Newfoundland and Labrador’s chief veterinary officer says a “significant” and widespread outbreak of rabies in Labrador is cause for concern.

The province’s Natural Resources Department has confirmed 16 cases of rabies in red foxes since January, 12 of which were found in Labrador City and Wabush.

Prior to this year, the last confirmed case was in 2005.

But chief veterinary officer Dr. Hugh Whitney said it’s not only the number of cases that is worrisome, but also how widespread the disease is across Labrador.

“This one is quite a significant (outbreak),” said Whitney from his office in St. John’s. “There are few places left on our map that it hasn’t touched.”

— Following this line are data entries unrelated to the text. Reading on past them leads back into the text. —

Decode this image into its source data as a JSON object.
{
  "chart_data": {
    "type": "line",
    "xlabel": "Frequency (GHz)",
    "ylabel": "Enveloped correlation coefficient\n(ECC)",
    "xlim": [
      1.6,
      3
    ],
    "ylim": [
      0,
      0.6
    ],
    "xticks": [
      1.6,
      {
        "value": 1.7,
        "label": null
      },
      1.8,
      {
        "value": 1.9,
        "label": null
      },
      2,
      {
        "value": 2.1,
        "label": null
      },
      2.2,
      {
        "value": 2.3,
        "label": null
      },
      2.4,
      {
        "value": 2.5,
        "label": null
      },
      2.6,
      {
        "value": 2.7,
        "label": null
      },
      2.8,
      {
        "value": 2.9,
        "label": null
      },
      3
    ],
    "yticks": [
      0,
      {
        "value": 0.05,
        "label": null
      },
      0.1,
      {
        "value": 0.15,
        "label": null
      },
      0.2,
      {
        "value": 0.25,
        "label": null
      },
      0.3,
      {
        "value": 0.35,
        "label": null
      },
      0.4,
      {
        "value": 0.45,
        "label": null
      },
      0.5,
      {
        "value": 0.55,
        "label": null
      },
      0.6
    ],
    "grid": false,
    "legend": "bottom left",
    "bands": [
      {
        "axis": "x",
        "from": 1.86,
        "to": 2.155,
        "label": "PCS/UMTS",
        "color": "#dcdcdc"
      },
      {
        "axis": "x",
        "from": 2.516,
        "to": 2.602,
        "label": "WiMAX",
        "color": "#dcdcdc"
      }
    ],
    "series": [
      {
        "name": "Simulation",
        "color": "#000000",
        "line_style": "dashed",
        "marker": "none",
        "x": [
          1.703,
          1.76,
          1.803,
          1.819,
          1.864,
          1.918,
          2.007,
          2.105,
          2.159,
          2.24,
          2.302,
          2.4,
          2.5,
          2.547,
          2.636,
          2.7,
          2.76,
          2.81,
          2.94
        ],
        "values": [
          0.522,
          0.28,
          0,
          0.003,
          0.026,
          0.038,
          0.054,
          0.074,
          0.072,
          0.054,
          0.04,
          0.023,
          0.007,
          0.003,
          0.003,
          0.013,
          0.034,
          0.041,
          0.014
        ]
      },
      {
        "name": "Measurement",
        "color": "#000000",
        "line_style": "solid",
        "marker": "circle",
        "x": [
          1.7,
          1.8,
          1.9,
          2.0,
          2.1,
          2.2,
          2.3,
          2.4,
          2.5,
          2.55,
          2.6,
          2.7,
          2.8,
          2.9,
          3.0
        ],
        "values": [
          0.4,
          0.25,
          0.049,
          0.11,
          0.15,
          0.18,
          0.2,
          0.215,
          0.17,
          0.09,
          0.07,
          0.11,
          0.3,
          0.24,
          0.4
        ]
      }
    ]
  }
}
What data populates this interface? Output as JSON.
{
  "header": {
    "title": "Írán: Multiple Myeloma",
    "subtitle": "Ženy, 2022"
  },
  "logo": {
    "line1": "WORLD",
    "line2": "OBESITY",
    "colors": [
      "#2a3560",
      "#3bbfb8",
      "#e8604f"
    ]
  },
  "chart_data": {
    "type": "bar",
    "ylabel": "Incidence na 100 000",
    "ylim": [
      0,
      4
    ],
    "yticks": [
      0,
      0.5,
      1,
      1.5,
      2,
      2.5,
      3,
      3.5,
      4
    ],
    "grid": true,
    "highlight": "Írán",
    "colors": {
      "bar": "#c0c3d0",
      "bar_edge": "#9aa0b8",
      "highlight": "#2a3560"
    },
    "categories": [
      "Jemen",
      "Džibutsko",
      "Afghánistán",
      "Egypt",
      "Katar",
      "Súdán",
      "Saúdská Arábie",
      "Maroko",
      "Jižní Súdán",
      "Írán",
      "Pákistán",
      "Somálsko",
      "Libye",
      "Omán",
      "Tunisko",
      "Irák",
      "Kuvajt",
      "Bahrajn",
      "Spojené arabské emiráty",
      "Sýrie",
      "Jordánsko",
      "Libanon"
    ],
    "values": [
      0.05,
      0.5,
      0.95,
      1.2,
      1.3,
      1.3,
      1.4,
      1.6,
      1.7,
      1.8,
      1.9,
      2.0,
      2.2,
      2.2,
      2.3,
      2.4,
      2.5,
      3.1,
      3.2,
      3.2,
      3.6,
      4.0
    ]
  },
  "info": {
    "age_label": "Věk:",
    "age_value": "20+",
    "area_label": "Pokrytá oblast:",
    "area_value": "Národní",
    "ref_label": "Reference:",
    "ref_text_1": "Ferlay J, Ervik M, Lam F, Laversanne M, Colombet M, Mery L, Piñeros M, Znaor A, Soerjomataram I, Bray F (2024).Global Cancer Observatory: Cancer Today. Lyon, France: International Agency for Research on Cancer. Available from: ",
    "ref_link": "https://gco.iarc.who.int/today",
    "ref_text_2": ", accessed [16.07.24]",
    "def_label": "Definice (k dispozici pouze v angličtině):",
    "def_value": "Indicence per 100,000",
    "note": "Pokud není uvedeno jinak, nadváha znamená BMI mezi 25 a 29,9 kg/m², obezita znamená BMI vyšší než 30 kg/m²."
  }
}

“We have 15 cases, which is not a large number, but 15 cases over a very large geographic area suggests that it could really be 100 cases, could be 500 cases in reality.”

Whitney said that 10 people have been vaccinated for exposure to rabies this year for incidents ranging from bites to handling the carcasses.

“Rabies is a significant concern because… we have the added problem that it affects all mammals. It can get into dog populations. Dogs can affect people or foxes can attack people,” said Whitney, adding that the disease is preventable in humans, but needs to be identified.

Whitney, who has been the province’s chief veterinary officer for more than 26 years, said the disease’s seven-year absence is not unusual, as outbreaks run in cycles. But officials have little foresight, as a number of factors makes it difficult to predict when the next outbreak will happen.

The Arctic serves as a permanent reservoir for Canadian fox rabies, said Whitney. He said Arctic foxes bring the disease down into northern Quebec and Labrador and infect the region’s red foxes. If the red fox population is high and food is scarce, the diseased animals will start moving away from the woods and into communities, he said.

“So, for the years between 2005 and 2012… there could have very well have been an outbreak of rabies, but there wasn’t enough foxes around for the foxes to actually come to the communities and exhibit the outbreak,” said Whitney.

Whitney said public education is paramount when dealing with an outbreak, as little can be done to prevent or eradicate it.

“We cannot influence the wildlife populations, nor their movement,” said Whitney.

He said the disease has twice been quarantined on the island of Newfoundland, but the same is not possible for Labrador.

“We cannot get rid of it, that’s a reality in our wildlife populations.”

Whitney said the chances of rabies moving to other provinces this year is not likely, but not non-existent.

“Certainly we’ve seen nothing to suggest… that it’s going to go any further than northern Quebec and Labrador,” said Whitney.

Rabies starts almost 100 per cent of the time with a bite, Whitney explained. The virus then travels through the nervous system to the brain, causing the infected animal to become rabid or dumb, he said.

Whitney said the disease can last anywhere from two weeks to six months.